The model receives the same information in fewer tokens — and fewer tokens means more room for reasoning, examples, or additional context in the same window.

A simple example: service dependencies

Here is JSON:

{
  "dependencies": [
    { "service": "payments", "dependsOn": "auth", "criticality": "high" },
    { "service": "payments", "dependsOn": "ledger", "criticality": "high" },
    { "service": "checkout", "dependsOn": "auth", "criticality": "high" }
  ]
}

Here is TOON:

dependencies[3]{service,dependsOn,criticality}:
  payments,auth,high
  payments,ledger,high
  checkout,auth,high

If you are asking a model, “What is the likely blast radius if auth is degraded?”, the TOON version often makes better use of the context window because more of the prompt is actual signal and less is repeated syntax.

Where TOON is a bad fit

TOON is not a magic upgrade for every case.

Be cautious when:

  • the structure is deeply nested and irregular
  • the payload is small enough that token savings barely matter
  • your model or framework expects JSON-native structured output
  • your team will pay more in confusion than it gains in efficiency
  • you need maximum compatibility with existing APIs and tooling

TOON becomes more compelling as the payload gets larger and more repetitive.

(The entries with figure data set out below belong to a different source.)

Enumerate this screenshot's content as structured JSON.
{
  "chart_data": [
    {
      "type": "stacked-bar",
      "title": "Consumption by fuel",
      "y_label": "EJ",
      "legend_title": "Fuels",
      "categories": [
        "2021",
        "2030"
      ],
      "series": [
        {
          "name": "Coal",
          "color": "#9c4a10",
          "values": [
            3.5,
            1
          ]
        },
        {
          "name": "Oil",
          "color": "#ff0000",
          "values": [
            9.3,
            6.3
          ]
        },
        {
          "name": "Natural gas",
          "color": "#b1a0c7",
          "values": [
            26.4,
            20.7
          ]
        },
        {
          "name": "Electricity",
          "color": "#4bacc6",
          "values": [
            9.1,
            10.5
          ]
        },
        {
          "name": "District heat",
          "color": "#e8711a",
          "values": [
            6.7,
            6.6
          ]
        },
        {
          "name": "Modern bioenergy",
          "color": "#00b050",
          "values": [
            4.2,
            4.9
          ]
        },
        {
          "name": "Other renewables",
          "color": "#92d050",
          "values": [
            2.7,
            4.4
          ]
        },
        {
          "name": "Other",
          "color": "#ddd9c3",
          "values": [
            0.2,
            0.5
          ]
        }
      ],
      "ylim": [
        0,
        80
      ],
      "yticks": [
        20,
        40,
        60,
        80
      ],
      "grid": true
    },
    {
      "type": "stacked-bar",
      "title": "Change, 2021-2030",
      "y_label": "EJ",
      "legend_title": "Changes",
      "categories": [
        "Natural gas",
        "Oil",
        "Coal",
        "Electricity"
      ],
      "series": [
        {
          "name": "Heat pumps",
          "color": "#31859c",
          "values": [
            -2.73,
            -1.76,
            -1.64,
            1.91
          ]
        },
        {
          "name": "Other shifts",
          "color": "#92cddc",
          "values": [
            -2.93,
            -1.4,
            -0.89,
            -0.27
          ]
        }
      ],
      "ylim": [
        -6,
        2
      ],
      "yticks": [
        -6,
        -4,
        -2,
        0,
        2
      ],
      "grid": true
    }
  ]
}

For small or simple structures, the extra prompt instructions or examples may reduce its advantage.

A good example of a poor fit is a deeply nested configuration object — something like a Kubernetes manifest or a Webpack config. The structure is irregular, fields are not repeated across rows, and the nesting carries meaning. Flattening it into TOON row notation either loses that meaning or produces something harder to read than the original JSON.

The decision framework

Here is the most practical decision tree for this topic.

Use JSON when:

  • another system expects JSON
  • the payload is an API contract
  • you need mature tooling and validation
  • the structure is irregular or deeply nested
  • team familiarity matters more than prompt compression

Use TOON when:

  • the payload is for an LLM
  • the data is repetitive and row-oriented
  • token budget matters
  • context-window pressure matters
  • you can automatically convert in and out
  • you can validate the result before reusing it

Use both when:

  • your system of record is JSON
  • your AI layer benefits from TOON
  • you want interoperability without paying unnecessary token tax

That is the pattern worth building toward.

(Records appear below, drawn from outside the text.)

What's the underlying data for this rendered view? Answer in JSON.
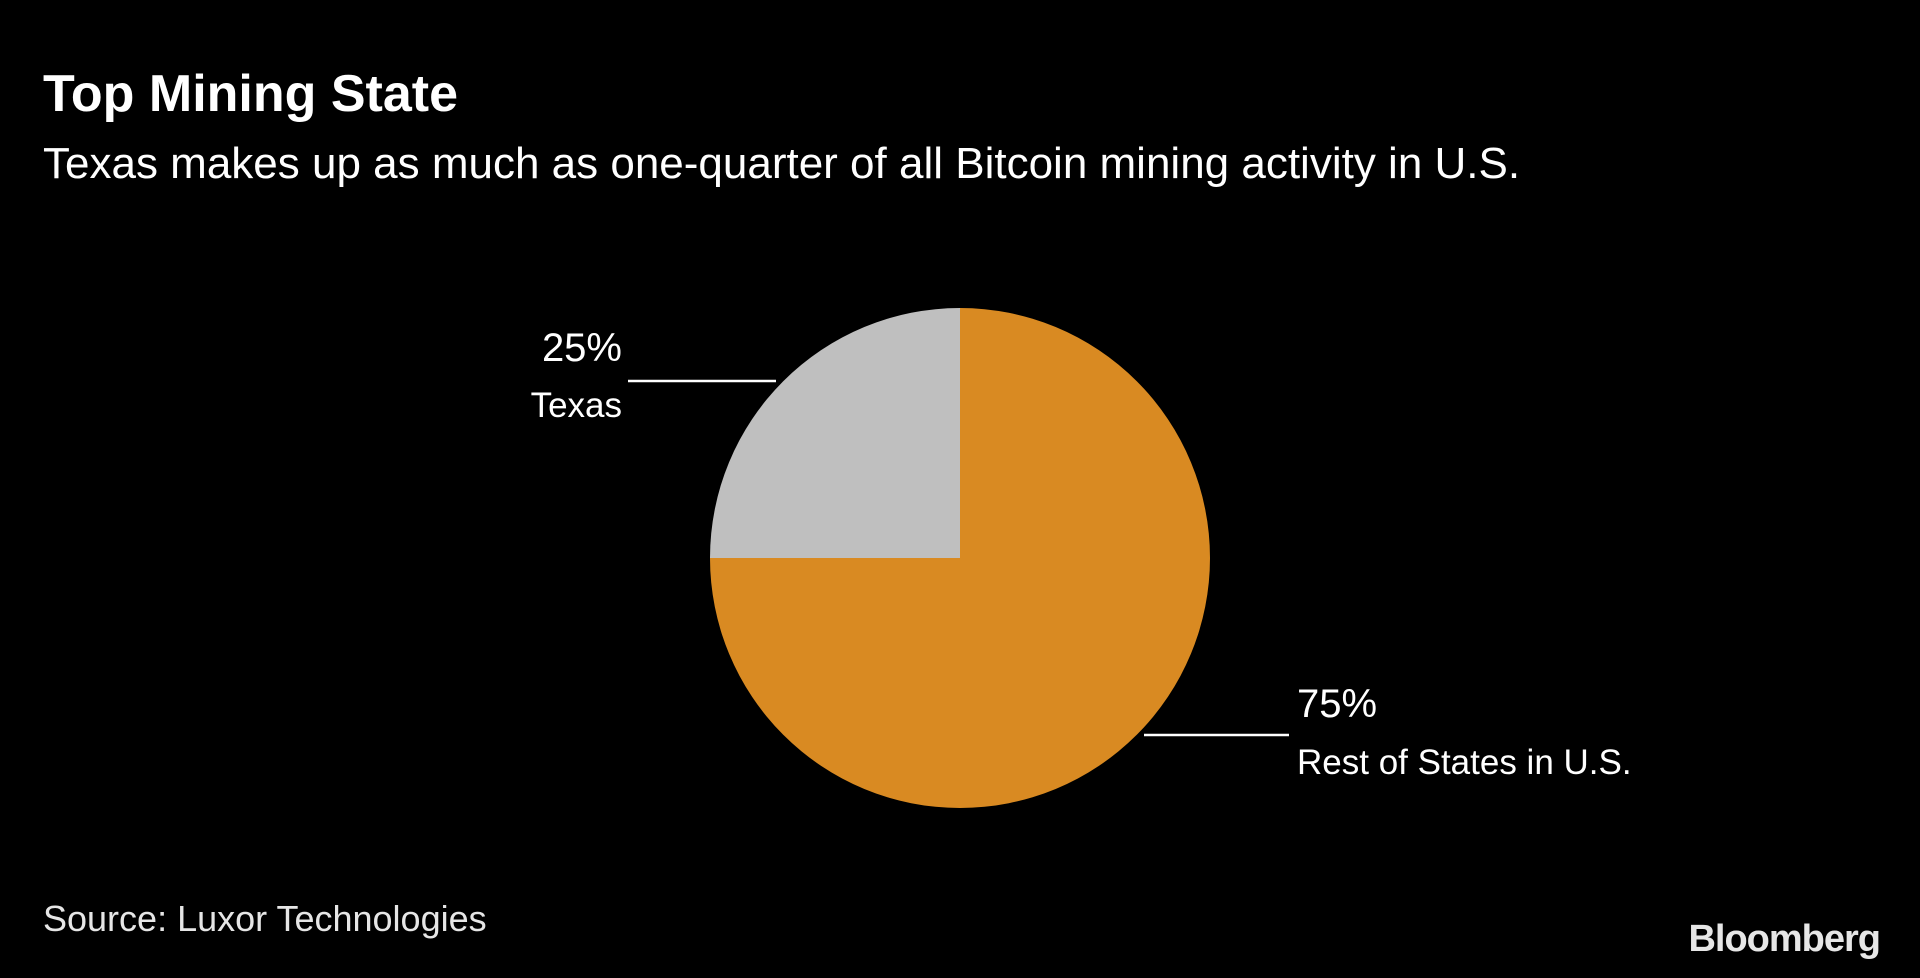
{
  "chart_data": {
    "type": "pie",
    "title": "Top Mining State",
    "subtitle": "Texas makes up as much as one-quarter of all Bitcoin mining activity in U.S.",
    "slices": [
      {
        "label": "Texas",
        "value": 25,
        "value_label": "25%",
        "color": "#bfbfbf"
      },
      {
        "label": "Rest of States in U.S.",
        "value": 75,
        "value_label": "75%",
        "color": "#d98a22"
      }
    ],
    "source": "Source: Luxor Technologies",
    "brand": "Bloomberg",
    "background": "#000000"
  }
}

What this is actually about

Not: “JSON is obsolete.”

But rather: “JSON remains the contract format. TOON is a useful optimization format for model-facing structured data.”

Final take

JSON is still the right default for software systems.

TOON becomes interesting when you cross into LLM-heavy workflows and want to reduce token waste without losing structure. Its value is not in replacing the ecosystem. Its value is in improving one specific layer of the stack: the boundary where structured data meets a model.

That is why my recommendation is simple:

Use JSON for systems. Use TOON for model context.